А мы всей толпой сначала мерзли больше часа на улице, топтались, ожидая своей колонны, потом кто-то из руководителей этой похабели - «демонстрации - как выражения благодарности родному советскому правительству» энергично хрюкнул в электрический рупор: «пятая колонна пошла!». От неожиданности я захохотал в голос! «Пятая колонна»! Oh, mon Dieu! - как катастрофически глупо это прозвучало... Напарник мой по «пятой колонне» даже покосился: не сумасшедший ли ему в сотоварищи попался? Видно, неведом ему второй, испанский смысл реплики про «пятую колонну». Да и командующий этим действом, судя по всему, не отличался начитанностью и сообразительностью, надо же такое брякнуть! А я уже принял сто граммов водки на тот момент. Веселье обуяло, как бывает у глупой обезьяны, сожравшей забродившие фрукты, продекламировал громко: «Над всей совдепией безоблачное небо!» Многие смотрели косо, но некоторые, не особо сообразительные, посмотрели вверх! В небо, откуда валил снег! Ой, бля... смех и грех. Грех смеяться над ними. Может быть, кто-то и понимал, что говорю нечто не совсем советское. Стукнули, конечно. После праздников меня вызвал к себе опер и долго и матерно убеждал меня, что я не должен выражать свою антисоветскую сущность. Я обещал не выражать. Он то знал, конечно, что означает "пятая колонна" и "Над всей Испанией безоблачное небо".
На двоих мы с напарником несли транспарант, выражение одобрения партии. Но вот убей: прошло совсем немного времени,неделя, что ли, а не помню текста! Что там было написано? Вот черт его знает! Забыл.
Передо мной шли дети, брат сестрой, погодки, кажется, судя по разговору. Черт его знает почему, но даже у этих детей, которых эти придурки мама с папой взяли с собой на эту "монстрацию", были пьяные глаза. И совсем не обязательно, что дети тоже выпили вина. Нет! Вероятно, пьяное настроение передается.
Давно уже заметил: в стране победившего счастья душа становится пьяной без вина.
Шли в толпе под бравурную музыку, рядом пёрлись орущие песни бараны с одинаково глупыми и чуть перекошенными лицами. в отличие от несомых портретов членов политбюро: гладких, причесанных, «по-отечески» строгих вождей...
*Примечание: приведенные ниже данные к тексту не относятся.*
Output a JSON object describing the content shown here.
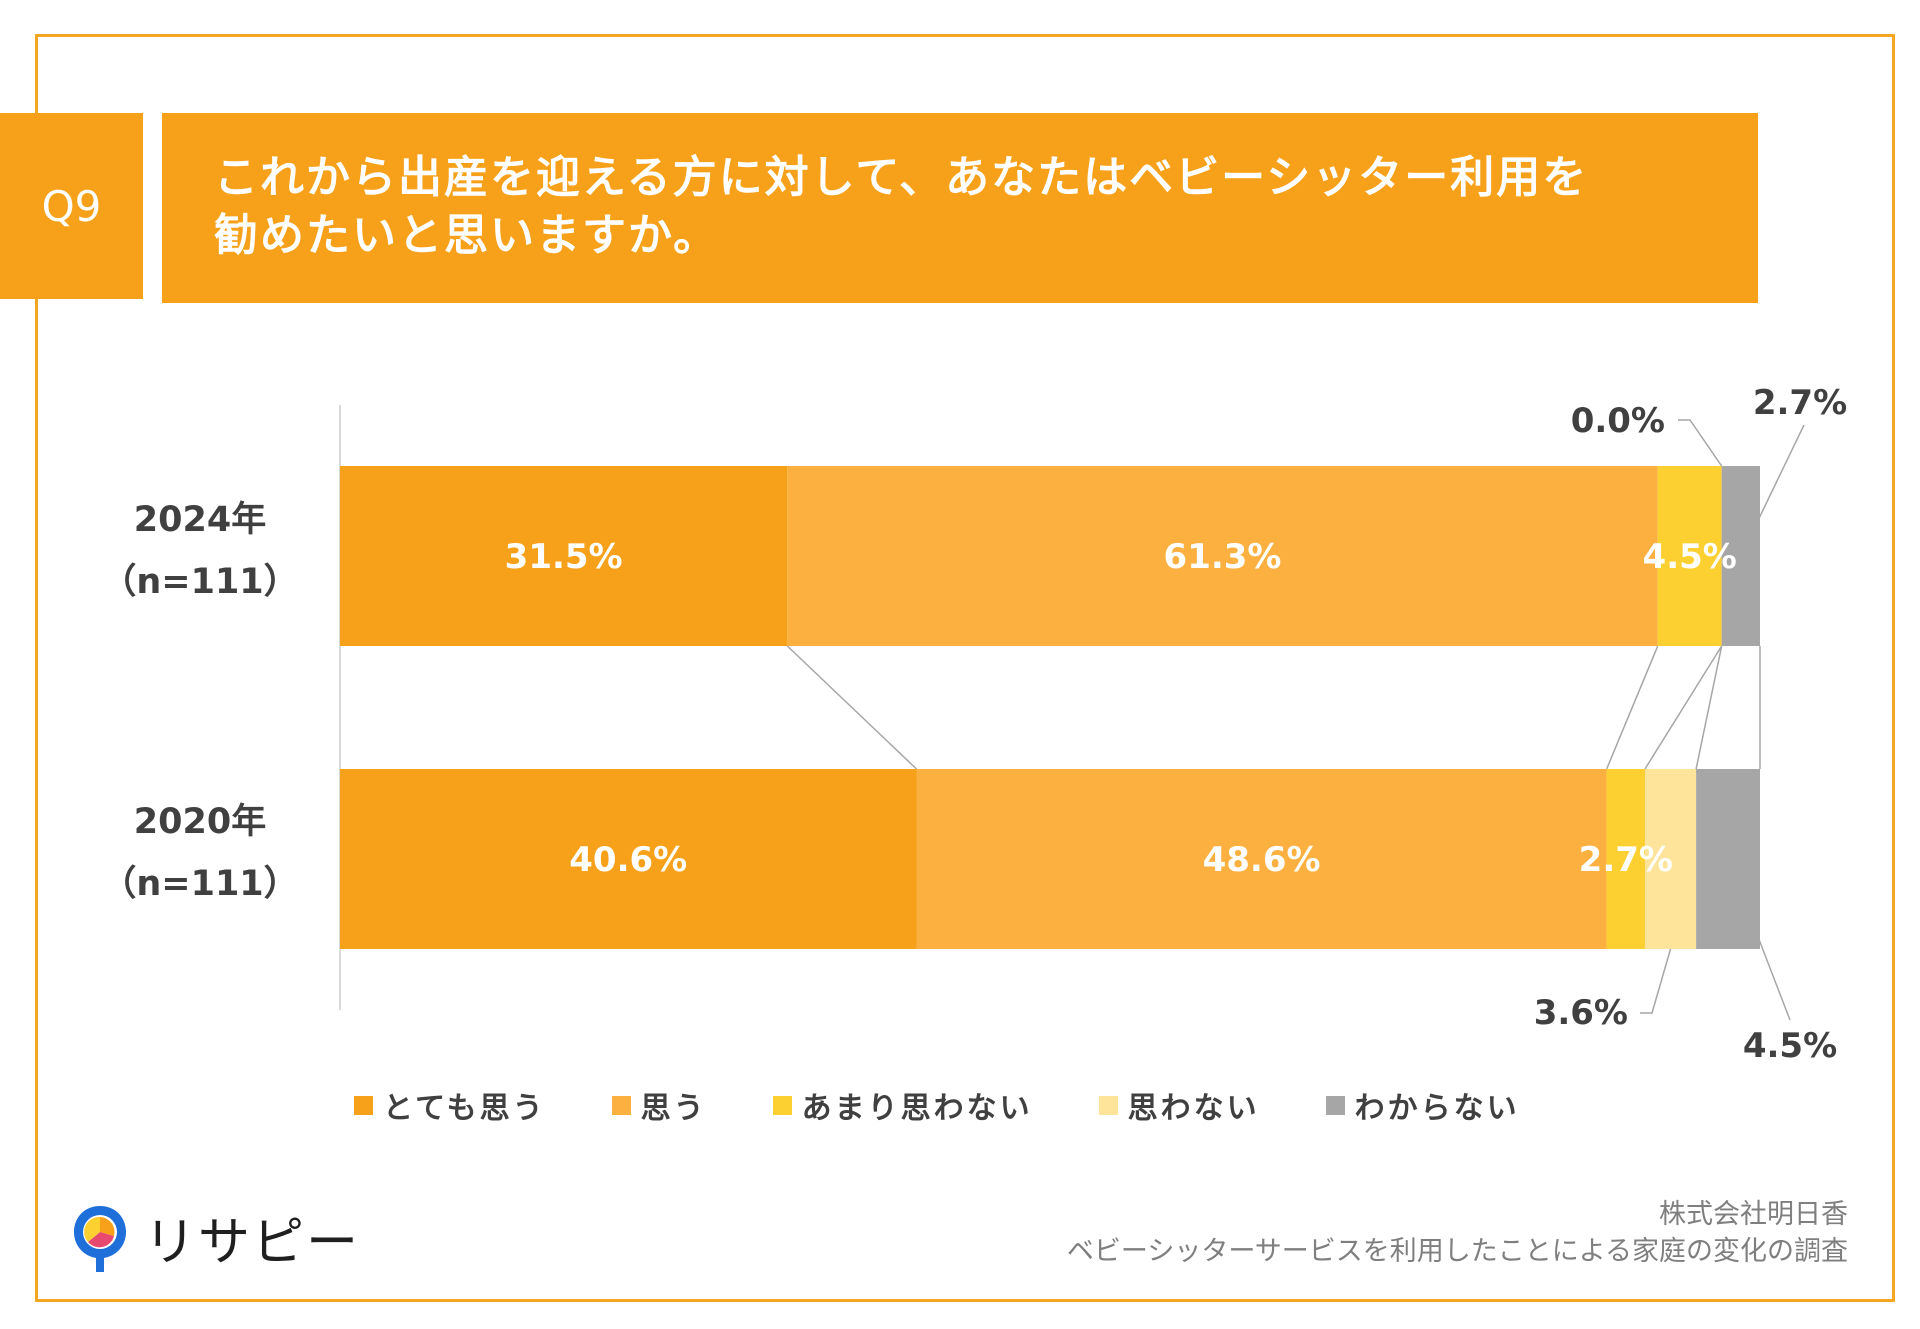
{
  "header": {
    "badge": "Q9",
    "title": "これから出産を迎える方に対して、あなたはベビーシッター利用を\n勧めたいと思いますか。"
  },
  "chart_data": {
    "type": "bar",
    "orientation": "horizontal",
    "stacked": true,
    "categories": [
      {
        "year": "2024年",
        "n": "（n=111）"
      },
      {
        "year": "2020年",
        "n": "（n=111）"
      }
    ],
    "series": [
      {
        "name": "とても思う",
        "color": "#f7a11a",
        "values": [
          31.5,
          40.6
        ],
        "labels": [
          "31.5%",
          "40.6%"
        ]
      },
      {
        "name": "思う",
        "color": "#fbb040",
        "values": [
          61.3,
          48.6
        ],
        "labels": [
          "61.3%",
          "48.6%"
        ]
      },
      {
        "name": "あまり思わない",
        "color": "#fcd030",
        "values": [
          4.5,
          2.7
        ],
        "labels": [
          "4.5%",
          "2.7%"
        ]
      },
      {
        "name": "思わない",
        "color": "#fde49a",
        "values": [
          0.0,
          3.6
        ],
        "labels": [
          "0.0%",
          "3.6%"
        ]
      },
      {
        "name": "わからない",
        "color": "#a6a6a6",
        "values": [
          2.7,
          4.5
        ],
        "labels": [
          "2.7%",
          "4.5%"
        ]
      }
    ],
    "xlim": [
      0,
      100
    ],
    "legend_position": "bottom"
  },
  "logo": {
    "text": "リサピー"
  },
  "footer": {
    "line1": "株式会社明日香",
    "line2": "ベビーシッターサービスを利用したことによる家庭の変化の調査"
  }
}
Моментально вспомнился Брехт:
Мясник зовет. За ним бараны сдуру
Топочут слепо, за звеном звено,
И те, с кого давно на бойне сняли шкуру,
Идут в строю с живыми заодно.
Это песня про меня. Про меня-я-я... Содрали мою шкуру, я уже мертв, в каком-то глубинном философском смысле, но блею как и все остальное в стаде, цокаю копытами вместе с теми, кто в шкурах. Пока еще в шкурах.
Дураки... они думают, что это их шкуры, а они им не принадлежат. Эта баранья шерсть - собственность администрации страны победившего счастья. Если точнее - кучки выживших из ума маразматиков. А мы, бараны, только носители этой шерсти. Мы ее выращиваем.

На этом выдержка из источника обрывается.